Analysis: If ${ij\in E}$,

$\displaystyle \begin{array}{rcl} \mathop{\mathbb P}(i,\, j\textrm{ in same region})=(1-\frac{\theta_{ij}}{\pi})^{t}=3^{-t}. \end{array}$

Fix ${i}$,

$\displaystyle \begin{array}{rcl} \mathop{\mathbb P}(i\textrm{ is colored in one iteration}) &=&\mathop{\mathbb P}(\forall j\sim i,\, j\textrm{ is in a different region from }i)\\ &\geq& 1-3^{-t}degree(i)\geq \frac{1}{2} \end{array}$

if ${t=\log_3 (2n)}$. So with this choice of ${t}$, half of the vertices get colored at each iteration, and the total number of colors needed is ${ \leq (\log n).2^{\log_3 (2n)}}$. This gives a ${n^{0.63}}$ approximation, which is worse than ${\sqrt{n}}$.

To improve this, combine with the previous idea.

1. Reduce maximum degree to ${d=n^{\log_3 (6)}}$ by repeatedly taking vertex of degree ${>d}$ and its neighbors and ${3}$-coloring them.

2. On remaining graph, solve SDP relaxation and proceed to rounding.

Analysis is modified as followed.

$\displaystyle \begin{array}{rcl} \mathop{\mathbb E}(\textrm{number of colors used}) =3.\frac{n}{d}+(\log n).2^t \end{array}$

where ${t}$ is such that ${1-3^{-t}d=1/2}$, i.e. ${t=\log_3 d}$, giving a number of colors ${O(n^{.387...})}$. $\Box$

3. MAX SAT

Since there is time left, let us study one more example.

Input: a SAT formula in CNF form. Goal: find an assignment of variables satisfying the largest possible number of clauses.
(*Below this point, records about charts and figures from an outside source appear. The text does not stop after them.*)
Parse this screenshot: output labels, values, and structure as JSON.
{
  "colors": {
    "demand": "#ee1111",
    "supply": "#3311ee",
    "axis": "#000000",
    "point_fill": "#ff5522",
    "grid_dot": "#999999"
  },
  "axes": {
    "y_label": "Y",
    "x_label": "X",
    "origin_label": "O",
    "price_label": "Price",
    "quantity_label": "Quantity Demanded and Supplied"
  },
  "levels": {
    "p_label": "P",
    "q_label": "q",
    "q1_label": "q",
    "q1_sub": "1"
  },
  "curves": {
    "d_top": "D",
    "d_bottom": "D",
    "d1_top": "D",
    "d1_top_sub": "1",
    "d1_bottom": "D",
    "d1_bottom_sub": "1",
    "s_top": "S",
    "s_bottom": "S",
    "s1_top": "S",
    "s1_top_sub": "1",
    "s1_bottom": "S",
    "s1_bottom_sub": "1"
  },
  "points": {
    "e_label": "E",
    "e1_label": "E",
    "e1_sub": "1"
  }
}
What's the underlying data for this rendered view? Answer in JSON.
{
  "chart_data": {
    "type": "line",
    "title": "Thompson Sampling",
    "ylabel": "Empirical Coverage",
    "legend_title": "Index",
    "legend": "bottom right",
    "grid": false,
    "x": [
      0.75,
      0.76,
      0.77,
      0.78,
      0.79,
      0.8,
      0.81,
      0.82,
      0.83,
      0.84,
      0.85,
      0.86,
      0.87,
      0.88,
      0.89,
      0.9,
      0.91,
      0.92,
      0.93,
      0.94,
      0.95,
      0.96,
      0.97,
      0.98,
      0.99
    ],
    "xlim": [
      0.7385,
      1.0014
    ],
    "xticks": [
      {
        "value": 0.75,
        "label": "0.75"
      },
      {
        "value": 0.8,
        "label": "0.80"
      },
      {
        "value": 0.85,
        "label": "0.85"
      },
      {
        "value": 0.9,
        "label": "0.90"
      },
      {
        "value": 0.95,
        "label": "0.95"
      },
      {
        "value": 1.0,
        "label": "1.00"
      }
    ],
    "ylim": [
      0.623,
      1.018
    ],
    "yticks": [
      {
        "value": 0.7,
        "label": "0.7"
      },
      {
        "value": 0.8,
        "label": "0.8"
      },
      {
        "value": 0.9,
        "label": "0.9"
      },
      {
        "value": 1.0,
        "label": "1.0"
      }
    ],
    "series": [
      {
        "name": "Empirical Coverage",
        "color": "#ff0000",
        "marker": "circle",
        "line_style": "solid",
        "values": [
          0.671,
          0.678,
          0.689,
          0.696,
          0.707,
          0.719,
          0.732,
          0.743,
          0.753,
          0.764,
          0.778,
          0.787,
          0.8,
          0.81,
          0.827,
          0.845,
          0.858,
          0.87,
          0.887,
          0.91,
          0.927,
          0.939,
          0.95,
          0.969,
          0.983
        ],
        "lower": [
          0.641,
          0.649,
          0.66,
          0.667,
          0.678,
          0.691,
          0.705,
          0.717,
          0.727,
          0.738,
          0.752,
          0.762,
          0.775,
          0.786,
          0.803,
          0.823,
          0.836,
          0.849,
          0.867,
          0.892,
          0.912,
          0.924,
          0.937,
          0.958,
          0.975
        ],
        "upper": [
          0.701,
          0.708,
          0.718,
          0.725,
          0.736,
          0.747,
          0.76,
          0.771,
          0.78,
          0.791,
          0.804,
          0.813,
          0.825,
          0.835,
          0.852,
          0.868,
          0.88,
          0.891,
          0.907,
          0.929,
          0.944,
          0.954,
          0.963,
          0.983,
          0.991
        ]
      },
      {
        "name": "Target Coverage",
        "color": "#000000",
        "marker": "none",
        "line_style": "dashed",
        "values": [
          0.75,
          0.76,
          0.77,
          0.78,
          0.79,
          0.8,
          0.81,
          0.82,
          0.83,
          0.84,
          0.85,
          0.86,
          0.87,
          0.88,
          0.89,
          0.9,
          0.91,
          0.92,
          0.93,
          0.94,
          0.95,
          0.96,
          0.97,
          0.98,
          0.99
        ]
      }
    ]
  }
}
Trivial algorithm: random assignment. Each clause is satisfied with probability at least ${1/2}$, so

$\displaystyle \begin{array}{rcl} \mathop{\mathbb E}(\textrm{number of satisfied clauses})\geq \frac{1}{2}\textrm{number of clauses} \geq \frac{1}{2}OPT. \end{array}$

LP based algorithm. Take one number ${v_j}$ for each variable. Cost of a clause is the sum of ${v_j}$ (or ${1-v_j}$) for all variables occuring in it positively (resp. negatively). Total cost is the the sum of costs of clauses.

Analysis concludes to a ${(1-e^{-1})}$-approximation.

How can we do better ? Here is a ${3/4}$-approximation:

1. Try trivial assigment.

2. Try LP-based algorithm

3. Output the better.

This works since the two algorithms work badly on disjoint sets of inputs. The trivial algorithm is poor when there are ${1}$-variable clauses, where the LP-based algorithm does well.

References

[GVY] Garg, Naveen; Vazirani, Vijay V.; Yannakakis, Mihalis; Approximate max-flow min-(multi)cut theorems and their applications. SIAM J. Comput. 25 (1996), no. 2, 235–251.